Уэль согласно кивнул.

— Для меня они имеют особое значение, — продолжал князь, — мне будет отрадно, если с первых шагов я смогу внушить тебе мысль, что прибыл сюда не для того, чтобы обременить тебя и в праздности вкушать плоды трудов твоих. Еще важнее, чтобы ты осознал с самого начала, с первых же минут нашего общения, что имеющихся у меня богатств и сокровищ довольно для того, чтобы вести любой образ жизни, какой мне заблагорассудится. А потому не испытывай особого удивления, если пышностью своего домашнего уклада я сравняюсь с нотаблями, живущими во дворцах твоего кесаря. В стенах своего дома я буду таким, каким ты видишь меня сейчас: приверженцем самых скромных привычек, ибо именно к ним склонен я по природе; однако, когда я стану выходить на люди, служители церкви и государства, которые встретятся мне на пути, увидят, что облик мой отличается от их только в лучшую сторону, а это подвигнет их на то, чтобы поразузнать, кто я такой. Через некоторое время, когда по всему городу распространится молва, что нас с тобой связывает тесная дружба, спрос на твой товар возрастет; возможно, тебе даже станет непросто его удовлетворять. Говоря это, я доверяюсь твоей природной проницательности, обострившейся, безусловно, за счет занятий коммерцией.

Он сделал паузу и передал свою чашку Сиаме, чтобы тот наполнил ее заново. Уэль же произнес:

— Я с интересом слежу за ходом твоей мысли и надеюсь, что ничего не упустил; однако в нашем положении есть определенное неравенство. Мне неведомо твое имя, равно как и то, есть ли у тебя титул.

— Да, и это, полагаю, лишь первое из многочисленных упущений, — с любезным видом начал Скиталец, но оборвал свою речь, дабы принять от слуги исходящую горячим паром чашку и сказать: — Спасибо, Сиама. Вижу, что рука твоя не утратила ловкости, да и зеленый лист не сделался хуже от долгого пути по морю.

Уэль обратил внимание на то, как пристально Сиама следит за движениями губ своего хозяина, а также на то, какой радостью озарилось его лицо в ответ на похвалу; Уэль подумал: «Воистину добрым должен быть этот человек, если он пользуется такой любовью своих слуг».

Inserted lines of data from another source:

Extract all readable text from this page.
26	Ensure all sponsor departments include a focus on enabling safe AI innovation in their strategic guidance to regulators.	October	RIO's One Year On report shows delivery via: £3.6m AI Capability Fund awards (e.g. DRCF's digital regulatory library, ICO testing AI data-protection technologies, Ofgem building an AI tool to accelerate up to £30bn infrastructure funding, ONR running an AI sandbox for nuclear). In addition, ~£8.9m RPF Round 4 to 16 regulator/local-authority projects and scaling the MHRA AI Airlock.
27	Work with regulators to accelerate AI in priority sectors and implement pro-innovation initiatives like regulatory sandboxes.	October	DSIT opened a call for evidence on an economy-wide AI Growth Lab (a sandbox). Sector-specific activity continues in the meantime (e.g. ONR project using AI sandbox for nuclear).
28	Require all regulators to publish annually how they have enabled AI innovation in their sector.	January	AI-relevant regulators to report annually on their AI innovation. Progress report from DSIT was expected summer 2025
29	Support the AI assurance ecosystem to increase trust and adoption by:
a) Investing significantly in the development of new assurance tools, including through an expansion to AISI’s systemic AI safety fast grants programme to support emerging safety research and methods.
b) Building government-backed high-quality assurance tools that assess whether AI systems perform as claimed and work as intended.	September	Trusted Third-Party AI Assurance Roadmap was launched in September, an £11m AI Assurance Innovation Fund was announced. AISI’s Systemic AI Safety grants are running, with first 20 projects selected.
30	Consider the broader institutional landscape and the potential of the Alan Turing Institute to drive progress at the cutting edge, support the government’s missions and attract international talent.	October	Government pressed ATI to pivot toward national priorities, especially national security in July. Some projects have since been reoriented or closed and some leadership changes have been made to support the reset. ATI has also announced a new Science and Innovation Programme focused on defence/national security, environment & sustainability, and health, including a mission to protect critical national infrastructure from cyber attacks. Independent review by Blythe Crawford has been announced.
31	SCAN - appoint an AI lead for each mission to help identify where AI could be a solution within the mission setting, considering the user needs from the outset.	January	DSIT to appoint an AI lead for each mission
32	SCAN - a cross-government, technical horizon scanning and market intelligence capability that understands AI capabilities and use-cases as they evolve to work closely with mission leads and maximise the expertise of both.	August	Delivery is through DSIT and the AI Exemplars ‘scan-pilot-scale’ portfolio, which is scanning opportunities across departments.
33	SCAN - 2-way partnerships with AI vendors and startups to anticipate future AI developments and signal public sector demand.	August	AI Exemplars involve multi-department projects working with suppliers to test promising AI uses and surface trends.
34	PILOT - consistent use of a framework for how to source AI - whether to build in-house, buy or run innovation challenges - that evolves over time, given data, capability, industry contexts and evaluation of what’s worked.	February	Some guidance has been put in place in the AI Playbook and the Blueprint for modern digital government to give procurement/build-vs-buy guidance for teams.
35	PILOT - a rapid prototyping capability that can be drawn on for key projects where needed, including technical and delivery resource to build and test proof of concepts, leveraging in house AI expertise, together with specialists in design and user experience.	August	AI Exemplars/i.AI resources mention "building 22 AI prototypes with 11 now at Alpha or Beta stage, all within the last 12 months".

— Я говорил, о сын Яхдая, что ты наверняка можешь перечислить и другие упущенные сведения, необходимые для продолжения нашего разговора: откуда я прибыл? И почему? Я не оставлю тебя в этом отношении в потемках. Лишь позволь тебя предупредить: нет никакой необходимости посвящать других в наши секреты. Мне доводилось видеть цветки изумительной красоты, но при этом ядовитые — аромат же их неудержимо притягивал насекомых. Подобный цветок есть символ нашего мира, и жертвами его прежде всего становятся те безумцы, что слишком легковерно устремляются к соблазнам. Нет, сын мой, — отметь, как я к тебе обращаюсь и тем самым закладываю основы отношений, к которым стремлюсь, — отметь также, что я начинаю наше дружество с признаний, делать каковые было бы неразумно, не предупредив, что хранить их следует в укромных тайниках души. Скажи, понял ли ты мою мысль?

Вопрос этот сопровождался взглядом столь магнетическим, что в теле Уэля завибрировал каждый нерв.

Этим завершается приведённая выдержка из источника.